At the coffee nursery, we were introduced to the early stages of coffee cultivation, where seedlings begin their journey before being transplanted into the ground.
Our guide mentioned that a skilled coffee picker would typically harvest 100 kg a day. |
The yellow ones were apparently sweeter than their red counterparts. |
Subsequently, we were brought to a two-storey building. There's a coffee husking equipment downstairs.
Imagine removing the husk by hand... |
Once the coffee seeds have been adequately dried, they undergo threshing to remove the outer layers encasing the beans before being separated based on size.
Ear muffs are necessary while operating the machines that generate significant noise. |
While waiting for the other groups to finish learning about roasting and grinding, we went to the cellar where coffee liquor is produced and stored.

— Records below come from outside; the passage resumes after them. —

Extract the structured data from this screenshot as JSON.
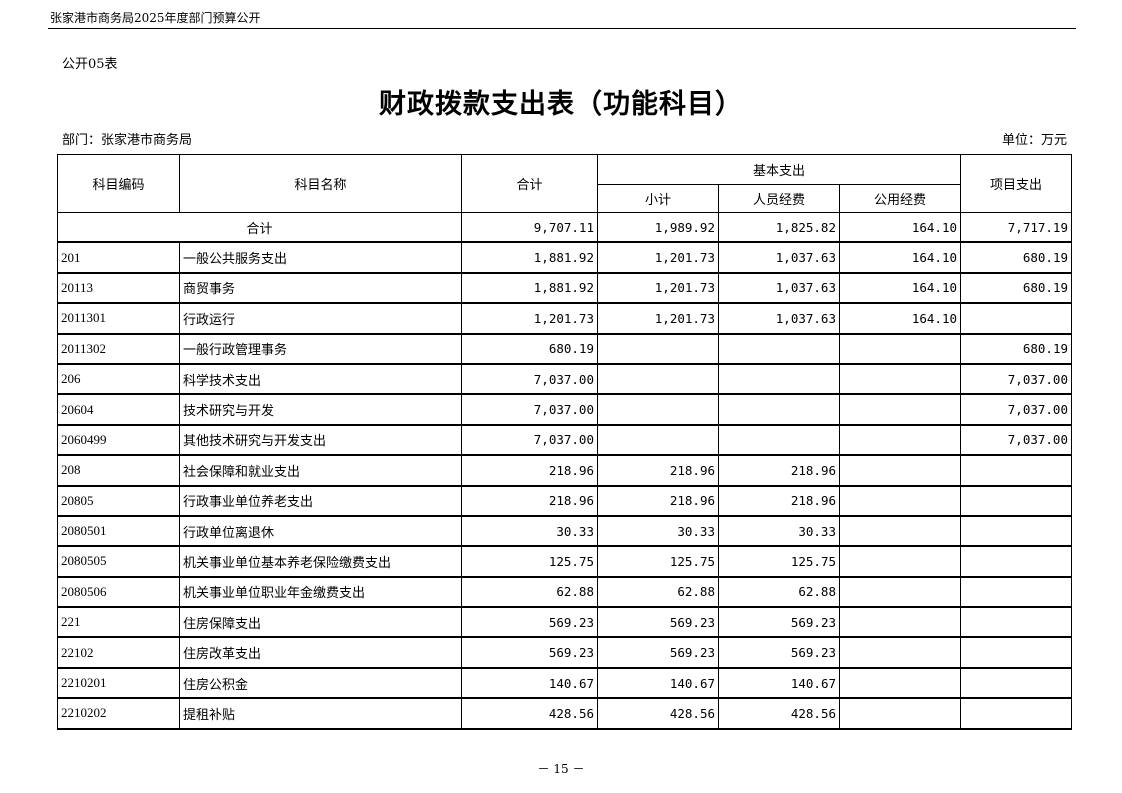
{
  "header": {
    "doc_title": "张家港市商务局2025年度部门预算公开"
  },
  "table_no": "公开05表",
  "title": "财政拨款支出表（功能科目）",
  "department": "部门：张家港市商务局",
  "unit": "单位：万元",
  "columns": {
    "code": "科目编码",
    "name": "科目名称",
    "total": "合计",
    "basic": "基本支出",
    "subtotal": "小计",
    "personnel": "人员经费",
    "public": "公用经费",
    "project": "项目支出"
  },
  "total_row": {
    "label": "合计",
    "total": "9,707.11",
    "subtotal": "1,989.92",
    "personnel": "1,825.82",
    "public": "164.10",
    "project": "7,717.19"
  },
  "rows": [
    {
      "code": "201",
      "name": "一般公共服务支出",
      "total": "1,881.92",
      "subtotal": "1,201.73",
      "personnel": "1,037.63",
      "public": "164.10",
      "project": "680.19"
    },
    {
      "code": "20113",
      "name": "商贸事务",
      "total": "1,881.92",
      "subtotal": "1,201.73",
      "personnel": "1,037.63",
      "public": "164.10",
      "project": "680.19"
    },
    {
      "code": "2011301",
      "name": "行政运行",
      "total": "1,201.73",
      "subtotal": "1,201.73",
      "personnel": "1,037.63",
      "public": "164.10",
      "project": ""
    },
    {
      "code": "2011302",
      "name": "一般行政管理事务",
      "total": "680.19",
      "subtotal": "",
      "personnel": "",
      "public": "",
      "project": "680.19"
    },
    {
      "code": "206",
      "name": "科学技术支出",
      "total": "7,037.00",
      "subtotal": "",
      "personnel": "",
      "public": "",
      "project": "7,037.00"
    },
    {
      "code": "20604",
      "name": "技术研究与开发",
      "total": "7,037.00",
      "subtotal": "",
      "personnel": "",
      "public": "",
      "project": "7,037.00"
    },
    {
      "code": "2060499",
      "name": "其他技术研究与开发支出",
      "total": "7,037.00",
      "subtotal": "",
      "personnel": "",
      "public": "",
      "project": "7,037.00"
    },
    {
      "code": "208",
      "name": "社会保障和就业支出",
      "total": "218.96",
      "subtotal": "218.96",
      "personnel": "218.96",
      "public": "",
      "project": ""
    },
    {
      "code": "20805",
      "name": "行政事业单位养老支出",
      "total": "218.96",
      "subtotal": "218.96",
      "personnel": "218.96",
      "public": "",
      "project": ""
    },
    {
      "code": "2080501",
      "name": "行政单位离退休",
      "total": "30.33",
      "subtotal": "30.33",
      "personnel": "30.33",
      "public": "",
      "project": ""
    },
    {
      "code": "2080505",
      "name": "机关事业单位基本养老保险缴费支出",
      "total": "125.75",
      "subtotal": "125.75",
      "personnel": "125.75",
      "public": "",
      "project": ""
    },
    {
      "code": "2080506",
      "name": "机关事业单位职业年金缴费支出",
      "total": "62.88",
      "subtotal": "62.88",
      "personnel": "62.88",
      "public": "",
      "project": ""
    },
    {
      "code": "221",
      "name": "住房保障支出",
      "total": "569.23",
      "subtotal": "569.23",
      "personnel": "569.23",
      "public": "",
      "project": ""
    },
    {
      "code": "22102",
      "name": "住房改革支出",
      "total": "569.23",
      "subtotal": "569.23",
      "personnel": "569.23",
      "public": "",
      "project": ""
    },
    {
      "code": "2210201",
      "name": "住房公积金",
      "total": "140.67",
      "subtotal": "140.67",
      "personnel": "140.67",
      "public": "",
      "project": ""
    },
    {
      "code": "2210202",
      "name": "提租补贴",
      "total": "428.56",
      "subtotal": "428.56",
      "personnel": "428.56",
      "public": "",
      "project": ""
    }
  ],
  "page_number": "－ 15 －"
}
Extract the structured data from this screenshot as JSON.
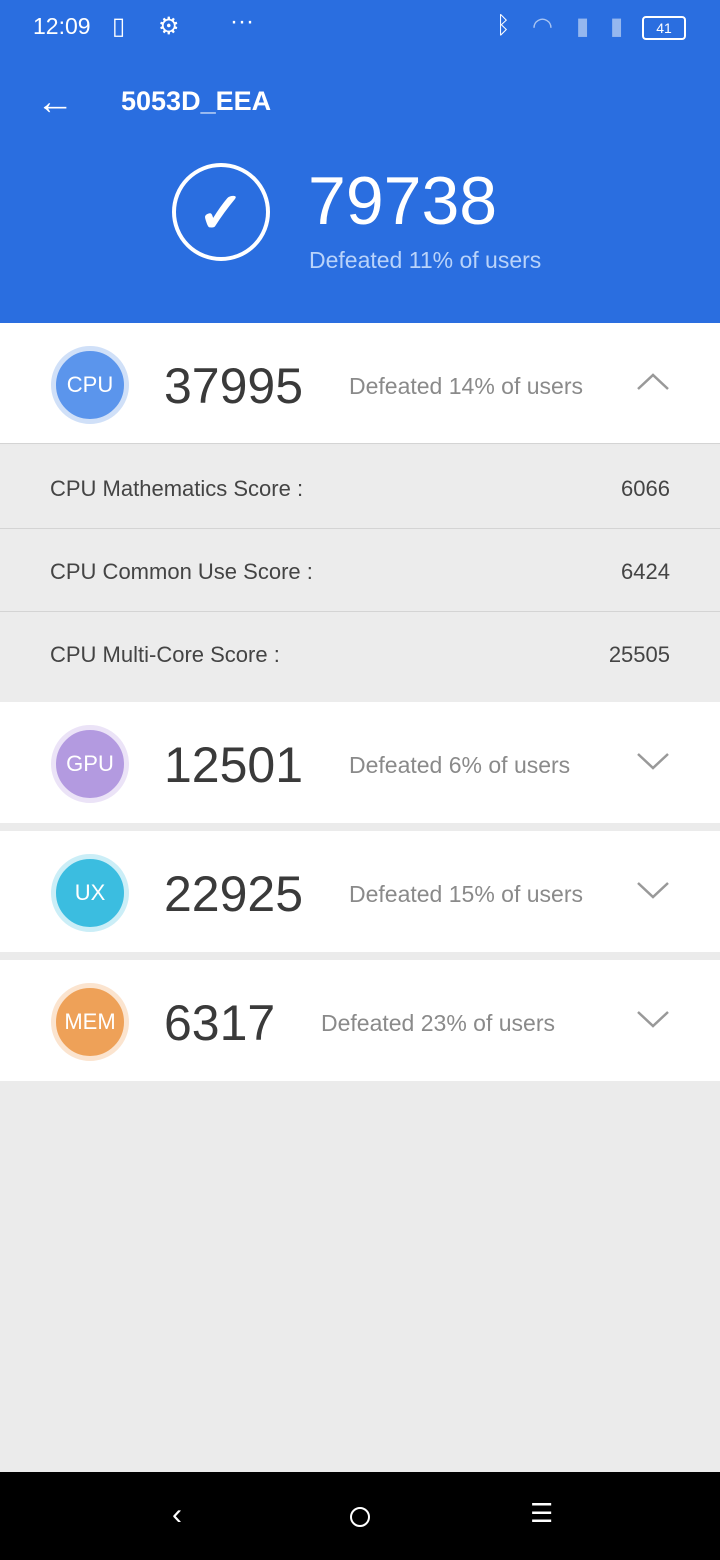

I must tell this story to my students that pipette is used in testing coffee liquor. |
The roasting process is controlled at 210 degree Celsius for 40 minutes to bring out the fullest flavour and aroma in the coffee beans.
The rich, toasty aroma was simply irresistible, |
At the end of the tour, everyone was treated to a cup of freshly brewed coffee and a shot of coffee liquor.
Before leaving the plantation, I just had to get a bottle of the coffee liquor and a small pack of ground coffee to bring home.
After half a day of fun, our last stop was La Dora Restaurante Campestre for lunch.
Moo~ |
Hey, it's Felix the Cat! |
The return trip to our hotel took longer due to the traffic jam in town, stretching to over two hours.